Q&A: Edward Riche on his new comic novel Today I Learned It Was You
Award-winning St. John's writer Edward Riche's latest work Today I Learned It Was You officially launches Saturday by House of Anansi.
Riche's first novel, Rare Birds, was turned into a movie starring William Hurt and Molly Parker, and his second novel, The Nine Planets, won an East Coast Literary Award and was a Globe and Mail Best Book.
Riche told Ted Blades, host of CBC's On the Go, that his new comic novel, about a dysfunctional city hall and a man who is transitioning to a deer — that's correct, a deer — has "questions of identity" throughout it with the characters "wondering who they are and what they should do".
Here's their conversation, which has been edited for length.
Q. How would you describe what Today I Learned It Was You is about?
It's about a group of people in St. John's with various relations, a wide net of people here, whose lives change for the worse in many ways. There's a cascade of problems that comes from the assertion that a man in Bowring Park, a known citizen, is transitioning from man to deer, and he has a group of advocates and that one fact sets in motion a series of events that affect a lot of lives. There are a lot of characters in this that are given voice. I think there's like nine voices in the piece.
Q. I'd also add it's about what drives people, what drives them to succeed, what drives them to distraction, what drives them to do things they should or should not do.
That's very much the case. The mayor character in this book has sort of mixed ambitions — he is told and expected to have ambitions, and he's following those expectations, but he doesn't really know as much as other people. There's questions of identity in this book all over the place. He really doesn't know who and what he is. We have another character who's suffering from Alzheimer's related dementia, who's losing his identity, he's watching it disappear. His wife wonders if he's going back to look at books he wrote to find who he was, so yeah, everybody's wondering who they are and what they should do.
Q. How much harder is it to write a comic novel about a fictional St. John's city council when you've got a real council, that dare I say, is pretty tragicomic at the best of times?

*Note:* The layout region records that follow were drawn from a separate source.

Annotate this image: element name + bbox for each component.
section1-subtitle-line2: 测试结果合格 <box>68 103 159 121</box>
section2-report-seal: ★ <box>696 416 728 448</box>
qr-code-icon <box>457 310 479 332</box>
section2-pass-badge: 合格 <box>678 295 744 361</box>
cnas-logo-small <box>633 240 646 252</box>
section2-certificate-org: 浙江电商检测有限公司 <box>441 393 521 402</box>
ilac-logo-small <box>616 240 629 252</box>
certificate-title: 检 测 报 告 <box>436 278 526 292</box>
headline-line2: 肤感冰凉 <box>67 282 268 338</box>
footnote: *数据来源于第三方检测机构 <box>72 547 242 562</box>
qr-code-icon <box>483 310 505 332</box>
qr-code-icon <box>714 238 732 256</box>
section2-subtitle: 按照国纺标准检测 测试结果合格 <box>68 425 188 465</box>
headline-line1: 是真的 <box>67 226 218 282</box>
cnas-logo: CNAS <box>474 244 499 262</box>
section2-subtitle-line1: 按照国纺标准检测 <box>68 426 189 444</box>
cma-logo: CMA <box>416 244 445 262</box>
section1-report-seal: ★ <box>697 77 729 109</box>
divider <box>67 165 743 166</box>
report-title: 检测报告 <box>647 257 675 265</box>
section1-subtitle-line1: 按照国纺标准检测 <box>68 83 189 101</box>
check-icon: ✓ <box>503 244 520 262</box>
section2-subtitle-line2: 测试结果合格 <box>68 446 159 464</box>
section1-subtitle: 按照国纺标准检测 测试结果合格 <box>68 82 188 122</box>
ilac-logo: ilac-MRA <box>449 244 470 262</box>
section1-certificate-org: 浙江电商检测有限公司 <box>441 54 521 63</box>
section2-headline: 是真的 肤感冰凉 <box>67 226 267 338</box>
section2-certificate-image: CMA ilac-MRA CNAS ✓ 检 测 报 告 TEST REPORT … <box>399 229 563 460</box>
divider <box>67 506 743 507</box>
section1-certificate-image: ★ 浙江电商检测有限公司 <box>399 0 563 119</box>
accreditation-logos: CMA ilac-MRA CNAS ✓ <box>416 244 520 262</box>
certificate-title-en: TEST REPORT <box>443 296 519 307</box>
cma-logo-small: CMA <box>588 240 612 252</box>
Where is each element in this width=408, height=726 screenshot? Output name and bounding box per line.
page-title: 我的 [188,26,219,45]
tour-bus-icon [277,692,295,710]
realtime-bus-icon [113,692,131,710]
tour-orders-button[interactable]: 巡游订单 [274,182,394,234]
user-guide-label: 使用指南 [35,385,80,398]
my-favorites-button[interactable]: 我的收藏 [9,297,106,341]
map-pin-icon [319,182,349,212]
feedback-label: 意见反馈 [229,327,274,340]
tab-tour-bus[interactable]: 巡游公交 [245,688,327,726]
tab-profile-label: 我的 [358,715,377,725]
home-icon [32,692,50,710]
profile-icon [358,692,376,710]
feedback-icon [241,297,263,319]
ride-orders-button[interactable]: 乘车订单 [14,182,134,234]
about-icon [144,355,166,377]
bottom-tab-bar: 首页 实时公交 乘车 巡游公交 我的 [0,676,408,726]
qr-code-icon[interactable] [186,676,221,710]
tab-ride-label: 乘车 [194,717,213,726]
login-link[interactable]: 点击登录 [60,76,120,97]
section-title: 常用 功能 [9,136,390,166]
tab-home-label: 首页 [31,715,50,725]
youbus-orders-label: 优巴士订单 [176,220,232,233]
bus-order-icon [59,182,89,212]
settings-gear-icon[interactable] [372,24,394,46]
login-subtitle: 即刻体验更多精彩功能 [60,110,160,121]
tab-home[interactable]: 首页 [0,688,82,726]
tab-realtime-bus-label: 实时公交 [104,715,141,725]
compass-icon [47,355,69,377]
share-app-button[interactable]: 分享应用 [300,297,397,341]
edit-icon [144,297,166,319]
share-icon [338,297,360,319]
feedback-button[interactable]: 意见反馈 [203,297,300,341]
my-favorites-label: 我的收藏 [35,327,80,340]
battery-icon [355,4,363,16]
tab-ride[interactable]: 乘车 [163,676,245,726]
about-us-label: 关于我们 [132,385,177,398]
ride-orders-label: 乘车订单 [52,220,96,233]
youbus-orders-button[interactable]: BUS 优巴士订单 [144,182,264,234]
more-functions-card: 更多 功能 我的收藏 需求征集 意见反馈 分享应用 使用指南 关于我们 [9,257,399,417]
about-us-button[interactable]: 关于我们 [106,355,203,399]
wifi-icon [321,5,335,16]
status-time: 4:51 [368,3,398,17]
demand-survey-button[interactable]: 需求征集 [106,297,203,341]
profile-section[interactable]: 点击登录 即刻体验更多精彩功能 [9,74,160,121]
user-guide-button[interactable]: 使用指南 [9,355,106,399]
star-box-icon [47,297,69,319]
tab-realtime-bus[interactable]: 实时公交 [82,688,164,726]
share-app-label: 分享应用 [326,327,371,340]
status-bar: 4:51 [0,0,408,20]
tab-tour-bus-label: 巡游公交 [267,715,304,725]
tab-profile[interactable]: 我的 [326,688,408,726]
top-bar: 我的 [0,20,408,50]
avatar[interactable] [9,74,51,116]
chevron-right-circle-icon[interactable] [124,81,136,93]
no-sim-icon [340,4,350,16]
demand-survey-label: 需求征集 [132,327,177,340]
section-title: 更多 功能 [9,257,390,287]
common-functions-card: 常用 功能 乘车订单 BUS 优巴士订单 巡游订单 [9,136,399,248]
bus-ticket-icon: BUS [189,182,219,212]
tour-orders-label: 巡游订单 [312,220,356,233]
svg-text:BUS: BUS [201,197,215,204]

The actual St. John's city council is so ridiculous as to be implausible in fiction.- Edward Riche
The actual St. John's city council is so ridiculous as to be implausible in fiction. I think if you put these characters in a novel, it wouldn't work. When I started, our actual city council were, there was the folly of the harbour fence and that kind of thing, but there hadn't been this cascade of sort of bungling and failure and venality and blame-shifting that you see with the actual council, and I think the people on my city council are, by necessity, greater wits.
Q. I've read all your books; this is the one with the shortest chapters.
It wasn't an accident. You know when you start, you start experimenting with different things, and then at some point when I realized there were going to be all these different voices, I said, "Well, I'll give them incredibly short chapters." And then I thought that actually sort of is part of our Twitter-paced contemporary existence, and so I'll see if that works. Let's see if people have a different way of coming at things. The architecture of the book is dictated by the story; this one has many voices. The Nine Planets had nine chapters, each based on the mythology and science of the chapters. This one, it's not tweetable ... but everybody has told me they've gotten through it pretty swiftly. I think it is built like that — if I had made it the size of a phone, maybe I'd have a bestseller on my hands.